The first challenge producers need to overcome is how to overwinter the livestock they’re keeping with stressed pastures, scarce hay, and soaring feed costs. Many farmers and ranchers, in years past, have relied on grazing corn stalks to help stretch fall and winter feed, but Anderson says that this option isn’t as viable this year.
“Are your corn stalks providing all the nutrients your cows need?” he asked. “Not the way they used to, is my guess.”
Even without the drought to contend with, corn stalks don’t provide as high of quality forage as they once did, Anderson says.
“Corn production has changed,” he explained. “More efficient combines lose less grain. Corn hybrids stand up to pests and weather, avoiding ear drop. Crop production practices provide just enough fertilizer and water.”
Ten to 15 years ago, Anderson says that there was about 4 percent of corn grain left behind in the field after harvest. Today, it’s only about 2 percent, which translates to one pound less grain per acre for every bushel harvested.
This means that producers will be grazing corn stalks for a shorter time period, even on years not affected by a drought. Anderson says that the rule of thumb is for producers to begin supplementing protein to their cows when grain is no longer showing up in their manure.
“I’d guess most cows already need it this winter,” he said.
When should cows be taken off of stalks? Anderson says this depends not on how much forage is in the field but what kind: Husks are the most nutritious part of the corn plant, followed by leaves.
“Once the husks have been eaten, trampled, or blown away, it gets iffy,” he said. “Cows eating a fair amount of actual stalk will lose weight and body condition, even with protein supplements.”
Producers need to be ready to take their cows off stalks early this year.
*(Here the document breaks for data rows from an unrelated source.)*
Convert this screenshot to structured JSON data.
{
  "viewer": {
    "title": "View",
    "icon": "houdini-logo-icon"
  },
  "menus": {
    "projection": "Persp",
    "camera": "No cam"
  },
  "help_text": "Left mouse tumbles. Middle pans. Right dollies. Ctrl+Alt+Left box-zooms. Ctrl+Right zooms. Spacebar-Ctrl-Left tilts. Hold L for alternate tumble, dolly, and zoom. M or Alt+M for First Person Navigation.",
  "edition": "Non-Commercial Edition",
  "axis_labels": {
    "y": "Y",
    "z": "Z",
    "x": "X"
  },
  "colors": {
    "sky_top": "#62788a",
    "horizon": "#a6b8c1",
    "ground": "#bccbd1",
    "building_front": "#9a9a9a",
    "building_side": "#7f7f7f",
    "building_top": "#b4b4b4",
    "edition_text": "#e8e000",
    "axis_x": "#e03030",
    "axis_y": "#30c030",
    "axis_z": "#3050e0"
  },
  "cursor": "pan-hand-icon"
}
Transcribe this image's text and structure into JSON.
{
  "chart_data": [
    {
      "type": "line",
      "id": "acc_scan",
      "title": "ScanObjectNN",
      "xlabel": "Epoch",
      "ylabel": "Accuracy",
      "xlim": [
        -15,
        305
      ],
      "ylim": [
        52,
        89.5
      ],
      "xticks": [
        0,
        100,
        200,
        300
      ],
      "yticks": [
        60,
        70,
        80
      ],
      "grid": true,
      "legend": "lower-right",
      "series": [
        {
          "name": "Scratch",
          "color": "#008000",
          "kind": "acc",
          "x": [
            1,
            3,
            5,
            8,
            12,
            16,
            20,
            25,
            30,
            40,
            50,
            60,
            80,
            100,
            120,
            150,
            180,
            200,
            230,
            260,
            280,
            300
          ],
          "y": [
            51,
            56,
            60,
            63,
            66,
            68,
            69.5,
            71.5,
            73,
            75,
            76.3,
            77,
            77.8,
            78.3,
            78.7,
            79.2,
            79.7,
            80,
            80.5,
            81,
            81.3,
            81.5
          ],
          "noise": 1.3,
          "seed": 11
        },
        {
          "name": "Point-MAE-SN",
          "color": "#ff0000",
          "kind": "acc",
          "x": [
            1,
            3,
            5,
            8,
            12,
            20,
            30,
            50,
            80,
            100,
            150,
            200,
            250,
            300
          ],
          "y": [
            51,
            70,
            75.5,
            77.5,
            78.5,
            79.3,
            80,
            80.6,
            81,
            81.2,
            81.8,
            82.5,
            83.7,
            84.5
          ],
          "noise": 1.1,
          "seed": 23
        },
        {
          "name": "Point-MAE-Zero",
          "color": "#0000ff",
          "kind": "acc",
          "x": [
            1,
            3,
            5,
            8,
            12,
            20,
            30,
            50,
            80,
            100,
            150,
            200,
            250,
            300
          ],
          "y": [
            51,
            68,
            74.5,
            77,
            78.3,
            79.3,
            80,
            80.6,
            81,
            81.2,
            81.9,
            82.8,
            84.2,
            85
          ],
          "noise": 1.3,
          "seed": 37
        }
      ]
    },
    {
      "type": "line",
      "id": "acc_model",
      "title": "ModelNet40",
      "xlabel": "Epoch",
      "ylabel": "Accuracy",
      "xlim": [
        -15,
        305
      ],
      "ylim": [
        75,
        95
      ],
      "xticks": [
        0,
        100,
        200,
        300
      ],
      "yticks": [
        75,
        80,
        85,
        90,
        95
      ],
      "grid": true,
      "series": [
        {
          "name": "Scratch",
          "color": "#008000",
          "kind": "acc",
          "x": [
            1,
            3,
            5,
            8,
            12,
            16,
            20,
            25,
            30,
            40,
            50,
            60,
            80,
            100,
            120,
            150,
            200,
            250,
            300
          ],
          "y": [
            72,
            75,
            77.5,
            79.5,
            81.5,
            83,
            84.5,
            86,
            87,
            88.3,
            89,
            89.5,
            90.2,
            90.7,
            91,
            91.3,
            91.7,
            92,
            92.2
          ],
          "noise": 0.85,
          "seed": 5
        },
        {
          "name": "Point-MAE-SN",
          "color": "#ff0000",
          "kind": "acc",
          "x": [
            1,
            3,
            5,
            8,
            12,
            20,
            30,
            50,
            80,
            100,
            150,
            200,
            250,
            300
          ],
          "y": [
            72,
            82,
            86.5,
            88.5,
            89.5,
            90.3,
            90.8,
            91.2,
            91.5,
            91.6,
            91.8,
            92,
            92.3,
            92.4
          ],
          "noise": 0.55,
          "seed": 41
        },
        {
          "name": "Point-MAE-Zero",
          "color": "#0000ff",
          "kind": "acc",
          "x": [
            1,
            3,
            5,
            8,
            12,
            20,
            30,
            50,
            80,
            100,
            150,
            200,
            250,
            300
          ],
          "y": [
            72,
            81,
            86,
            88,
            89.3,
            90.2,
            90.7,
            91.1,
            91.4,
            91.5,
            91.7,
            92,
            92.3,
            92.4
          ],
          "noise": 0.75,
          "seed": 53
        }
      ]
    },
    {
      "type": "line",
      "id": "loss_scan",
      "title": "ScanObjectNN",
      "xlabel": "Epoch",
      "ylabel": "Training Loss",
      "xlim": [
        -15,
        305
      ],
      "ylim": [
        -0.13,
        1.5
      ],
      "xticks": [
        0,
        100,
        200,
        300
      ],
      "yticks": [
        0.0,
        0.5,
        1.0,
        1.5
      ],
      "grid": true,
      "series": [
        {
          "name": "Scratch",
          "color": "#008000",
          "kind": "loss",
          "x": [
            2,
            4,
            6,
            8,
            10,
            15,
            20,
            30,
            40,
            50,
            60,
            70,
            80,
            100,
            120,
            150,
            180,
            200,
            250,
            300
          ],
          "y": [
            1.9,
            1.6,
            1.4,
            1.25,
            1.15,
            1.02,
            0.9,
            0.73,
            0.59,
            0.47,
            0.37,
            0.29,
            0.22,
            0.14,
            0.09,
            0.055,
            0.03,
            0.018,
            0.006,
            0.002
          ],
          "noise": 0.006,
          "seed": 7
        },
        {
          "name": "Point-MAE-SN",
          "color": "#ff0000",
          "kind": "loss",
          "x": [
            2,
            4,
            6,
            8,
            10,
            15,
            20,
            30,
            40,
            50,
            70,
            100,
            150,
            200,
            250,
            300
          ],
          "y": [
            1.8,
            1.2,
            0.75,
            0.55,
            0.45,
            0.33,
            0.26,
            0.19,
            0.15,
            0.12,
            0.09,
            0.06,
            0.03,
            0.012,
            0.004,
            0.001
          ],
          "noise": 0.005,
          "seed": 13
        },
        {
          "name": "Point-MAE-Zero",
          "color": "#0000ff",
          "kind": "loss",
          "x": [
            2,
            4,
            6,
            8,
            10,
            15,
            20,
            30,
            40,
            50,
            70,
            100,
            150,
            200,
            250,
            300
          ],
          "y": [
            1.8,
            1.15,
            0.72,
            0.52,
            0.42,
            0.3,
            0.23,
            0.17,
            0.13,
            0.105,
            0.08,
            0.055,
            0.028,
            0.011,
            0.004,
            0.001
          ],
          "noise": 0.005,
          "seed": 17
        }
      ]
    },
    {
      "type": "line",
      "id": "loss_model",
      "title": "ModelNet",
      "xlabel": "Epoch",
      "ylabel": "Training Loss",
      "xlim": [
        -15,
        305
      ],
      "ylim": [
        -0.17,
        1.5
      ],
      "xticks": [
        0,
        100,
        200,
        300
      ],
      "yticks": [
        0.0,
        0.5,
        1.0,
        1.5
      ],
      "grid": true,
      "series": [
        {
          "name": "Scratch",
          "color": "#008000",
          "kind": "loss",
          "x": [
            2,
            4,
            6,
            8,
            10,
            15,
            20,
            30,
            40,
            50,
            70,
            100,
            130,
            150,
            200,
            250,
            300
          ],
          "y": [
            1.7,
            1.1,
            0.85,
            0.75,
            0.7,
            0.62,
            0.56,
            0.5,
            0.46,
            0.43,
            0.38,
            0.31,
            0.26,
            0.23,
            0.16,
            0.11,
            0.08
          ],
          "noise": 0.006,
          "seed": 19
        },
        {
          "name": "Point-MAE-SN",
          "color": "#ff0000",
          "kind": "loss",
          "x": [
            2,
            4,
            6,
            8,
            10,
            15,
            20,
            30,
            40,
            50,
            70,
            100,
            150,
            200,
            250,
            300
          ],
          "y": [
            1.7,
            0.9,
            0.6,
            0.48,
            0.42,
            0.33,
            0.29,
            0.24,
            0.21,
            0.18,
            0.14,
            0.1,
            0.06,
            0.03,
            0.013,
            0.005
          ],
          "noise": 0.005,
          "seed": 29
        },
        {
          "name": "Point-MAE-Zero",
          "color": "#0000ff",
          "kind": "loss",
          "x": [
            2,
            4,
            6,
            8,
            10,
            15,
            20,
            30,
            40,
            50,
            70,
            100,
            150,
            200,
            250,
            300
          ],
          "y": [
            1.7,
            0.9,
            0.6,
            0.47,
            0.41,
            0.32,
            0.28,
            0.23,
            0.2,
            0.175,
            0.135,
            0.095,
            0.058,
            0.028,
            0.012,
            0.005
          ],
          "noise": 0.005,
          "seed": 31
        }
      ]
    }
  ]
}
Hopefully, they will already have their winter hay stores. If not, it may be time to sell.
“In historic times as these, it is easy to suffer from ‘analysis paralysis’ and not make decisions or take actions,” said Darrell Mark, an economist with the South Dakota State University in Brookings. “The challenges of this year’s drought could cause some to avoid making decisions regarding herd liquidation. Often, the advantage goes to the producers that make the difficult decisions first. Still, sometimes the best decision is to wait for a certain time or even to occur. Just be sure that, too, is a conscious management decision.”